Mahatma Gandhi, with his unerring political instinct, designated him the country’s future leader because of the suffering he and his family had undergone, together with many others, but also because of his abiding concern for building the future and his chemistry with people. Although Sardar Vallabhbhai Patel, the borrowed icon of the Bharatiya Janata Party today, was the shrewder and more hard-headed ruler and administrator, the Mahatma knew that Nehru was the nation’s conscience-keeper.

India and non-alignment were a perfect fit, as for other emerging countries, because it was the only sane policy for militarily weak nations that sought to maintain autonomy in foreign policy. Its concepts might sound quaint today, but in those early days of Independence, they buttressed the idea of freedom in a predatory world in the Cold War era.

Nation-building was at the heart of Nehru’s activities across a wide field — in planning, in community development, in scientific research and development of atomic energy. He realised even as the bloody partition that foreshadowed the division of the subcontinent that unlike Pakistan that had opted for a Muslim land, India would remain a country of many religions and it was his continuing endeavour to make the large Muslim majority that remained behind feel at home. The turmoil we witness today following the BJP’s attempt to change the idea of India as it has evolved over 67-odd years is testimony to the wisdom of Nehru’s vision.

For Nehru, several concepts were moulded into the idea of India: development, a secular order, the uplift of the poor, abolishing illiteracy. He felt that even as the poor and the illiterate should be moved up, India should reach for the highest level of science and technology. Long before the decision to build a bomb was taken, Dr Homi Bhabha, the czar of Indian space research, had told me that he needed just one year to make the bomb. Nuclear research for Nehru was entirely for peaceful purposes providing energy without polluting the environment.

Nehru had his faults, which manifested themselves in two main areas. He was perhaps too influenced by Lord Louis Mounbatten, who was asked to stay on as independent India’s Governor-General, and his wife Edwina in seeking United Nations intervention on the Kashmir issue, with unwelcome results we are familiar with. But his greatest mistake was in relation to China.

Nehru, we must remember, had built up a whole concept of Asian solidarity in which the two Asian giants, India and China, would play the stellar role in the brave new world. Even as he played the big brother in introducing China’s Zhou Enlai to the non-aligned world in Bandung, a role Beijing resented, he was blind to the telltale signs that were building up, in Aksai Chin and elsewhere.

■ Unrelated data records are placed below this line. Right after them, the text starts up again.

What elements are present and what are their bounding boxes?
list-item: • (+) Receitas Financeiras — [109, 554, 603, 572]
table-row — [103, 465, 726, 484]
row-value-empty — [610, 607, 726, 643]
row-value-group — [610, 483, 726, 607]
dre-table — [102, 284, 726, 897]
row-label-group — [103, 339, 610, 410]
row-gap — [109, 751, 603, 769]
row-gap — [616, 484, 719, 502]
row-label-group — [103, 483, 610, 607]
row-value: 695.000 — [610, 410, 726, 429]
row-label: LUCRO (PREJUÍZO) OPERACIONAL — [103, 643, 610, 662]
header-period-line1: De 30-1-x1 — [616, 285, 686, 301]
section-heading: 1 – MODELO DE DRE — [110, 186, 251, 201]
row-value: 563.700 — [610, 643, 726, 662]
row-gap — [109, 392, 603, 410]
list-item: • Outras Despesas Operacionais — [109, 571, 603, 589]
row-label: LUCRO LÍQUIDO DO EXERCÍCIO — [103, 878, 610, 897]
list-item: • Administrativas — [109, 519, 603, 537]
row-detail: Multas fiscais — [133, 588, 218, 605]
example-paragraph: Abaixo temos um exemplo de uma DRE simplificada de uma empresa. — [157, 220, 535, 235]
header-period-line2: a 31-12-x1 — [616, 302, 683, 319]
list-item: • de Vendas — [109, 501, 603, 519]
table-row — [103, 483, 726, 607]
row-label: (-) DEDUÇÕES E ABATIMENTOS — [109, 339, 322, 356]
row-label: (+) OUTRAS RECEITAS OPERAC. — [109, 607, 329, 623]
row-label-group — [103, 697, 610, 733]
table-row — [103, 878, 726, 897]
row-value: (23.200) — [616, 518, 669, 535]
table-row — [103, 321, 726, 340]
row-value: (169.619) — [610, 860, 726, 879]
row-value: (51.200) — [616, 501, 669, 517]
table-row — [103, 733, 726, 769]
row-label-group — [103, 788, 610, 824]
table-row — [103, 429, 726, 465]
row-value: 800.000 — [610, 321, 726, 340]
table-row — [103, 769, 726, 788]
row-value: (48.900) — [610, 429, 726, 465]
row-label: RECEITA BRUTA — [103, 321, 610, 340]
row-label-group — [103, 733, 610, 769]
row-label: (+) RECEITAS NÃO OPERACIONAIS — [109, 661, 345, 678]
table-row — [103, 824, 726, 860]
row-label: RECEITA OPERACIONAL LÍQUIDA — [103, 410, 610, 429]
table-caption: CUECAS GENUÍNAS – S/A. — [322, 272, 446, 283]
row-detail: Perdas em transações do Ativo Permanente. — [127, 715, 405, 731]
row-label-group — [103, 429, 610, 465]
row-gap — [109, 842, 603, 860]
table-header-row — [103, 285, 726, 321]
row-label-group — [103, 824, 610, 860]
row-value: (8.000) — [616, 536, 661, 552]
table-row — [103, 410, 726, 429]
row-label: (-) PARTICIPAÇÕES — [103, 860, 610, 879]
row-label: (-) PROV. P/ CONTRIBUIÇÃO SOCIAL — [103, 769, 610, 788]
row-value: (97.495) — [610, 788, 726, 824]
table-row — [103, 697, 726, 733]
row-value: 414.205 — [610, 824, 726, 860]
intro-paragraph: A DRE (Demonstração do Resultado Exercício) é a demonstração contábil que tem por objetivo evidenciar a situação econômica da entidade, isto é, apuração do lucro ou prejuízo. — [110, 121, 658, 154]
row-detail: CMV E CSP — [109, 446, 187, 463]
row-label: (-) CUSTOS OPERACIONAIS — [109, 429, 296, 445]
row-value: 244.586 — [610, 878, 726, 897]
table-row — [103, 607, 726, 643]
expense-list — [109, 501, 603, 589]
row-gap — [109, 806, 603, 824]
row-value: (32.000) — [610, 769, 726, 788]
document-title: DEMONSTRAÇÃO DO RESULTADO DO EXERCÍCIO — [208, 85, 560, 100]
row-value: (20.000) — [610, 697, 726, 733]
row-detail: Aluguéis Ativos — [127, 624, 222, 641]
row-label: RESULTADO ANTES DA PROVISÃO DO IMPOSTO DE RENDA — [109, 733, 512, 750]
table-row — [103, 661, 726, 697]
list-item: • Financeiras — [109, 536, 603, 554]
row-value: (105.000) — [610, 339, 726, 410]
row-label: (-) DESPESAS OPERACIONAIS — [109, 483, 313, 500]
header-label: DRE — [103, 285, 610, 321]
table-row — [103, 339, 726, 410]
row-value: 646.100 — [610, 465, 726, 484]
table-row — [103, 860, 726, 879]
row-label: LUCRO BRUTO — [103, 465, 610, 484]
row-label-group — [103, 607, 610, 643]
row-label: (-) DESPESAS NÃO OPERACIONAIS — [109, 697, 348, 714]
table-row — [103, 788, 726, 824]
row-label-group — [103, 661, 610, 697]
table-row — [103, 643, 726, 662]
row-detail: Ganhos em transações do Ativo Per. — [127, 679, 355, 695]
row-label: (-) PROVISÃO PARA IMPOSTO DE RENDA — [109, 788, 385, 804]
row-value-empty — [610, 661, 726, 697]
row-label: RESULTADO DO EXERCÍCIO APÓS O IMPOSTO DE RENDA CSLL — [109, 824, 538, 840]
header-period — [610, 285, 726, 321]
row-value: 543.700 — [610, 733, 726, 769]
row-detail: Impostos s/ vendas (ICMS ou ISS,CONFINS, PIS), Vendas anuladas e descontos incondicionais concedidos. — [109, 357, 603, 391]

The Chinese military incursion into India shattered the vital Asian pillar of Nehru’s foreign policy. He was forced into the ignominy of seeking American military assistance; the response from the latter was niggardly. With the unilateral Chinese withdrawal after teaching India a lesson, he tried to recover his balance, but he never fully recovered from this great tragedy, occurring as it did towards the end of his life. I was in Vientiane, Laos on my South-east Asia beat the day Nehru died, commemorated at a modest event in the Indian embassy.

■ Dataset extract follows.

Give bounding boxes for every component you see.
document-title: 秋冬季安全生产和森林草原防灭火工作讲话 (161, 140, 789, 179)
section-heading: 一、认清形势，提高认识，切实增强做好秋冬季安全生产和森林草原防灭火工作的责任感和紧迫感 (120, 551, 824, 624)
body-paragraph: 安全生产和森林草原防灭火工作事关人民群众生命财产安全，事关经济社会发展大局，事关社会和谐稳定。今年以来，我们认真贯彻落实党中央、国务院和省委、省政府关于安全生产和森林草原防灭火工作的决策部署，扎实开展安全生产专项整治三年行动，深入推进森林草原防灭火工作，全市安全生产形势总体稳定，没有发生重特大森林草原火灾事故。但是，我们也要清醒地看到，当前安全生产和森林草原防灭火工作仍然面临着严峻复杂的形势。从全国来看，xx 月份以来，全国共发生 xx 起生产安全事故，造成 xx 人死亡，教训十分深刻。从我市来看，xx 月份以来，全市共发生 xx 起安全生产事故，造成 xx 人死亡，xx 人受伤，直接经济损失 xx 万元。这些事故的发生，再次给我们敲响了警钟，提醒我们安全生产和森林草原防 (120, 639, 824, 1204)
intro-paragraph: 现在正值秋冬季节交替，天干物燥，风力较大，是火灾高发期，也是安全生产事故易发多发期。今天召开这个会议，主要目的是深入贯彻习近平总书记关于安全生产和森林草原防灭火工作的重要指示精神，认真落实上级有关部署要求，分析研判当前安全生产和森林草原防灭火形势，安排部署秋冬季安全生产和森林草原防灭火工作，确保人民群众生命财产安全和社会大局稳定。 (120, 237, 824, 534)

Looking back, Nehru was a giant who strode the Indian stage at a propitious time. He not only won freedom, in the idiom of his colleague Maulana Abul Kalam Azad, but also laid the first solid bricks in the edifice of a newly-independent nation. That India has weathered wars and other shocks in the succeeding decades is an abiding tribute to his vision and persistence. But the greatest tribute we can pay Nehru is to buttress the democratic India he has bequeathed us.

Yes, there are many warts in the Indian concept of democracy. Its most trying moment was, of course, the Emergency imposed by his daughter Indira in the mid-seventies. Its saving grace was that she was forced to call elections in which she was routed only to be regenerated later.

It remains to be seen how far Prime Minister Narendra Modi and his Sangh Parivar will go in demolishing Nehru’s idea of India. The attempt marks a danger signal for the country.